Preferred designs of air transporting devices of the type mentioned
above are described e.g. in the international patent application
PCT/SE85/00236. In air transporting devices of this type the corona
electrode can be designed e.g. as a wire-shaped electrode element,
said wire-shaped electrode element extending across the air flow
duct that has a rectangular or square cross-section, the
wire-shaped corona electrode elements being provided transverse to
the longitudinal axis of the duct.
Problems related to other types of corona electrode elements and
the adherent design of the air flow duct, are of the same character
as the problems that are solved by the present invention. Thus the
below description of these problems are focused to embodiments
having an elongated corona electrode as ion source, said design
being the most frequent in practical tests.

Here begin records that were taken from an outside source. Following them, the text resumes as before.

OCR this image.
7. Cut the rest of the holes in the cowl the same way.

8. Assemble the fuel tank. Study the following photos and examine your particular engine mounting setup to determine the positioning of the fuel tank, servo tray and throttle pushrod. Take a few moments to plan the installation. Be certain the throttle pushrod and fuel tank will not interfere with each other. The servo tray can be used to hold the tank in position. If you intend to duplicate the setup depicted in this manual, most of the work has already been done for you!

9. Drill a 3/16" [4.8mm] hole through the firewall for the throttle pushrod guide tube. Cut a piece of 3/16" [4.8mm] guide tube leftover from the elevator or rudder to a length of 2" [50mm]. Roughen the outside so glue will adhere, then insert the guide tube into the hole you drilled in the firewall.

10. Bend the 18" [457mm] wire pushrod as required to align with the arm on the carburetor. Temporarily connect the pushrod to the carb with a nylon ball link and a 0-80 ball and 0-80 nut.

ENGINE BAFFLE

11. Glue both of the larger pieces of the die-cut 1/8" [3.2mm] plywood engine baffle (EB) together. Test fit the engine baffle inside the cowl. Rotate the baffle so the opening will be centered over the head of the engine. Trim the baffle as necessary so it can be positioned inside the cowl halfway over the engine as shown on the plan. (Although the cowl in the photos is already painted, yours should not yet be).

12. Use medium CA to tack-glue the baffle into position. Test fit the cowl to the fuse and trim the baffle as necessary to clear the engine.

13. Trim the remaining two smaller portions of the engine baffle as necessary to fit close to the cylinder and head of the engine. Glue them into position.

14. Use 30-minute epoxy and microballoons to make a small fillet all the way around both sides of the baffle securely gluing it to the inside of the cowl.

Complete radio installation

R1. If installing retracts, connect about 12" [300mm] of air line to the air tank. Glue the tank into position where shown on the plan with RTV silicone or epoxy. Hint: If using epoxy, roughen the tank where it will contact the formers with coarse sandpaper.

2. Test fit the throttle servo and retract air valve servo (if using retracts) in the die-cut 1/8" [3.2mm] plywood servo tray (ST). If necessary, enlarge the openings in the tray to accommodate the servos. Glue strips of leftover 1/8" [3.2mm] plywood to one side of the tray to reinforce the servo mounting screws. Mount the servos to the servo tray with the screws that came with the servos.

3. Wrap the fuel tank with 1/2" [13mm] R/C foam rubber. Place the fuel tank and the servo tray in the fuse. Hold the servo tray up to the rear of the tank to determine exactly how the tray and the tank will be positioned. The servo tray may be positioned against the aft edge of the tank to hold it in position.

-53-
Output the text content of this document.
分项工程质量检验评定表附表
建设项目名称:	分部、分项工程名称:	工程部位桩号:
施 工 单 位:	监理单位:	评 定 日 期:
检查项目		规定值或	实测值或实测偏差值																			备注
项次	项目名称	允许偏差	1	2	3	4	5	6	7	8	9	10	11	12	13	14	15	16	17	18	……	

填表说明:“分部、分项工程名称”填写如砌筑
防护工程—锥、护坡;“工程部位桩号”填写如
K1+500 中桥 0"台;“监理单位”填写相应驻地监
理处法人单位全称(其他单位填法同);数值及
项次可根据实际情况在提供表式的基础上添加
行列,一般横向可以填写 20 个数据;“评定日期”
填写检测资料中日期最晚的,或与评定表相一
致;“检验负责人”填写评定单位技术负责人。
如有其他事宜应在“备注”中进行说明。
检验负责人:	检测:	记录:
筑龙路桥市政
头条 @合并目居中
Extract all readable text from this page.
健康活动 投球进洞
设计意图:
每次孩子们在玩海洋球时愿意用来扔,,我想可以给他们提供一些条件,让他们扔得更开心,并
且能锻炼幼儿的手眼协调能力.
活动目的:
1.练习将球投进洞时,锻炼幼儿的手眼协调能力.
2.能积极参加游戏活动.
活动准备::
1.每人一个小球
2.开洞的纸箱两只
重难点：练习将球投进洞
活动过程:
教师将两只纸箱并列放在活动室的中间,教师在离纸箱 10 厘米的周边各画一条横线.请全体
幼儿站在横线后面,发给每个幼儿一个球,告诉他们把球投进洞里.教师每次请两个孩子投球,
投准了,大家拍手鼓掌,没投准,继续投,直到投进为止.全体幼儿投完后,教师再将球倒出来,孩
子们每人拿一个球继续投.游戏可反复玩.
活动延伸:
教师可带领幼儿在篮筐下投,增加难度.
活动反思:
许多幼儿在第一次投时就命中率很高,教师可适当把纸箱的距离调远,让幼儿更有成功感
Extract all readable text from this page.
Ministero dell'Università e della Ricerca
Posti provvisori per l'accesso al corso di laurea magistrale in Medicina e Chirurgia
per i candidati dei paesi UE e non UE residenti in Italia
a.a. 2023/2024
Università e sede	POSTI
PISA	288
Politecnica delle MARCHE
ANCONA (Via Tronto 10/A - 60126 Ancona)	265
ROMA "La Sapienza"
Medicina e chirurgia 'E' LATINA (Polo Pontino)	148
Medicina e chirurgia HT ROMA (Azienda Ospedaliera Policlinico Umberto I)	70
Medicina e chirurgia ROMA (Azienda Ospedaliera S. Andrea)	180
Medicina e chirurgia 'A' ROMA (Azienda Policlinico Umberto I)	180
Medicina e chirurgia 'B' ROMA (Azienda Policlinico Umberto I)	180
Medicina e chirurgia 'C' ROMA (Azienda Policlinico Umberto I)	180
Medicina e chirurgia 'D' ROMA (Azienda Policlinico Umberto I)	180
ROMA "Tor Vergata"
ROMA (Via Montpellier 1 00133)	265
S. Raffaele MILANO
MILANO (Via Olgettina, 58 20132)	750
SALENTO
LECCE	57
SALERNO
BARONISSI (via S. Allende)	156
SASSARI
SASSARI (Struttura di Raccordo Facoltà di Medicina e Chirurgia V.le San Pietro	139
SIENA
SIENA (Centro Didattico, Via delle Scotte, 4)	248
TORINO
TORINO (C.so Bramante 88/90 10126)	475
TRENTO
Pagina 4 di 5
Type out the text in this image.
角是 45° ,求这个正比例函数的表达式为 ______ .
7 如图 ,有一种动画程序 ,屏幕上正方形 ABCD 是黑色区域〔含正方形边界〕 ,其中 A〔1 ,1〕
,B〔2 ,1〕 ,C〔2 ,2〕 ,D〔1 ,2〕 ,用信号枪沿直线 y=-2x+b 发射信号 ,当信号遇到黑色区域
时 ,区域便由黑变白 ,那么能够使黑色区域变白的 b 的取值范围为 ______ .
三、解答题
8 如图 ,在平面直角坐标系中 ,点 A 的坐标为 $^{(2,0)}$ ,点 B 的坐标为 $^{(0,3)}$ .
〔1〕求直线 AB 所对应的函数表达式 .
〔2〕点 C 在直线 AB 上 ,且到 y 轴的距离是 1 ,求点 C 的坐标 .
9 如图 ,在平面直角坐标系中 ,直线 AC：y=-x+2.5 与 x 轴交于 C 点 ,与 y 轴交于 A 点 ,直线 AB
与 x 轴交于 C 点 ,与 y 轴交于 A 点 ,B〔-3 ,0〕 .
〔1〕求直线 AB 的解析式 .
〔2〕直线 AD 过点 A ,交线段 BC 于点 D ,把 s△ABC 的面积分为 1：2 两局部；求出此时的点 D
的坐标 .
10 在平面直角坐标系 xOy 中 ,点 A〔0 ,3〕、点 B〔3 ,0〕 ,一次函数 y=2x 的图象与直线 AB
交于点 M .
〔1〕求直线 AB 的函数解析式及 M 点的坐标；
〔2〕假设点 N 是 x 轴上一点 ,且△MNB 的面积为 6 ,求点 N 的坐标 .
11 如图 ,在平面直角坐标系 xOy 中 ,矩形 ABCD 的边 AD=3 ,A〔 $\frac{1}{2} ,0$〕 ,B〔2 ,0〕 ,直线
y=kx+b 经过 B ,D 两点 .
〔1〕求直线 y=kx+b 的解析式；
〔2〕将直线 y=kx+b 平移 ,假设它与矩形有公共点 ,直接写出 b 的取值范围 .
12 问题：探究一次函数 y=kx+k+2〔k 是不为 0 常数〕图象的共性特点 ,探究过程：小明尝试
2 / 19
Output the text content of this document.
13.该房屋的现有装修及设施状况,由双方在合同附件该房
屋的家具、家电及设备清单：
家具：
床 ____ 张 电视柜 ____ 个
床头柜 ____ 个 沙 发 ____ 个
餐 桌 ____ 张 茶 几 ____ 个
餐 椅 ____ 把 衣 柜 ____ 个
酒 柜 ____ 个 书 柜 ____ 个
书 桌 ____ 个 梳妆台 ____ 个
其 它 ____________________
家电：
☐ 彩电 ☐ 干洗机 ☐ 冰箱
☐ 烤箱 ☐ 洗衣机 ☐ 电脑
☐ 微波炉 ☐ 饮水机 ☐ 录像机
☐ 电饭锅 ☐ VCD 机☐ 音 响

As can be learnt from the international patent application
mentioned above the efficiency of the air transport is directly
dependant on the product of the ion current, i.e. the strength of
the corona current and the distance between the corona electrode
and the target electrode. Further the ion current should be as
evenly distributed as possible across the whole cross-sectional
area of the air flow duct. However, it has turned out that the
walls of the air flow duct, said walls normally having an insulated
inner side and a conducting earthed outer side, exert a disturbing
action upon the corona discharge, and thus upon the corona current
and the so-called ion-wind.
This screening and disturbing influence causes in practice that
ion-wind devices are designed having relatively wide air flow
ducts. The consequence of this is that the air flow velocity
through the duct is very uneven and unfavourable in that the
velocity is high in the center plane of the duct downstream of the
corona electrode and a dramatically decreased air flow velocity as
the distance to the centre plane increases.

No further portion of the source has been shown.